Lackluster engine aside, the Forte rides and handles very well. Steering response is on the quick side, and the car corners well for something that definitely wasn’t designed for track use. The Forte won’t dominate the Nürburgring like Kia’s fire-breathing Stinger GT, but it slices though annoying traffic coagulations very well. And if you’re keen on getting somewhere in a hurry, the Forte does just fine at the upper end of acceptable highway speeds—once you get there.
That brings us to the most important item on any parent’s list of new-car wants: safety. The Forte comes standard with a laundry list of active safety technologies, including forward automatic emergency braking, forward collision warning, lane departure warning, lane keeping assist, and driver attention warning. A blind spot warning system with rear cross traffic detection comes standard on the EX model, but is not available on less expensive models. Adaptive cruise control and a pedestrian detection feature for the forward emergency braking system are available, but also only on the EX.

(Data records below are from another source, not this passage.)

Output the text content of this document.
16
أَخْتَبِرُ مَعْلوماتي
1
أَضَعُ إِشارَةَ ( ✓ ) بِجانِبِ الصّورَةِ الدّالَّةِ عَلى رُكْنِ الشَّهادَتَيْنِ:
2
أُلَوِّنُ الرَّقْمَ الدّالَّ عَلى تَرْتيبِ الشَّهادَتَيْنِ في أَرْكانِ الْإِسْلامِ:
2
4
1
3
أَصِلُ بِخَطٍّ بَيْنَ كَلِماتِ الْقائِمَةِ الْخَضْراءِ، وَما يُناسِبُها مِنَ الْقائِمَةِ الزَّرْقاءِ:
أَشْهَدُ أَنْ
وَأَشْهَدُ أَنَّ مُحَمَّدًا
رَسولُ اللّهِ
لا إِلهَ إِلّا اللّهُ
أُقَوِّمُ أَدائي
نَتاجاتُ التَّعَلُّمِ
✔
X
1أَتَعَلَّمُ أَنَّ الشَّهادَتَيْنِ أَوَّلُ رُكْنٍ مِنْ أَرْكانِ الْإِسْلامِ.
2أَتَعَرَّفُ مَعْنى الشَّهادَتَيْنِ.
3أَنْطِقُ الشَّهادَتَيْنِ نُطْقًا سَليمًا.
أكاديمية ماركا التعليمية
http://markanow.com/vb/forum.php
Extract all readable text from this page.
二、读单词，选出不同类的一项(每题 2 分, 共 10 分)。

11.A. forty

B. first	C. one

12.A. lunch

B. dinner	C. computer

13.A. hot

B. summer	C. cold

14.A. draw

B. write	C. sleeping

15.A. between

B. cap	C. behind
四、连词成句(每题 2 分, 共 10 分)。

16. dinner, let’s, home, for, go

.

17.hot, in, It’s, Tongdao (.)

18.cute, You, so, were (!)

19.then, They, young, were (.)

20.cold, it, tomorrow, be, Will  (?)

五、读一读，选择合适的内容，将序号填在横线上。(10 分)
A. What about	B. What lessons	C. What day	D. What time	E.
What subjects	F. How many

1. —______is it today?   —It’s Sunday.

An orange-colored version of the Forte called the Launch Edition tacks on adaptive high beams, LED lighting inside and out, and parking assist, along with some performance-themed vanity accessories that don’t do anything to help actual performance. But the option package it comes with jacks up the car’s price by more than $3,200, which in turn pushes this reasonably-priced car into a different category.
Neither the Insurance Institute for Highway Safety (IIHS) nor the federal government have released crash safety ratings yet for the new Forte. Based purely upon conjecture—the last-generation 2018 Kia Forte was an IIHS Top Safety Pick+—I’d venture to guess that this year’s Forte will fare well in crash testing. Manufacturers these days don’t tend to backpedal on safety; if the Forte’s IIHS rating takes a ding, it will likely be because the more advanced lighting system is only available on the most expensive model. But again, we won’t know for sure until the experts have weighed in.
With its blend of attractive styling, interior comfort, cargo capacity, stellar fuel economy and value, the Forte presents itself as a compelling option for a small family like mine. It doesn’t hurt that it’s loaded with technology and isn’t a chore to drive. It may not accelerate or handle like a sports or luxury car—but it’ll do most of what you need it to, and do it very well for $23,000. Besides, you can always pretend that some of the engineers who tested the Stinger at the ‘Ring ended up working on the Forte, too. Can you say vroom vroom in German, but with a Korean accent?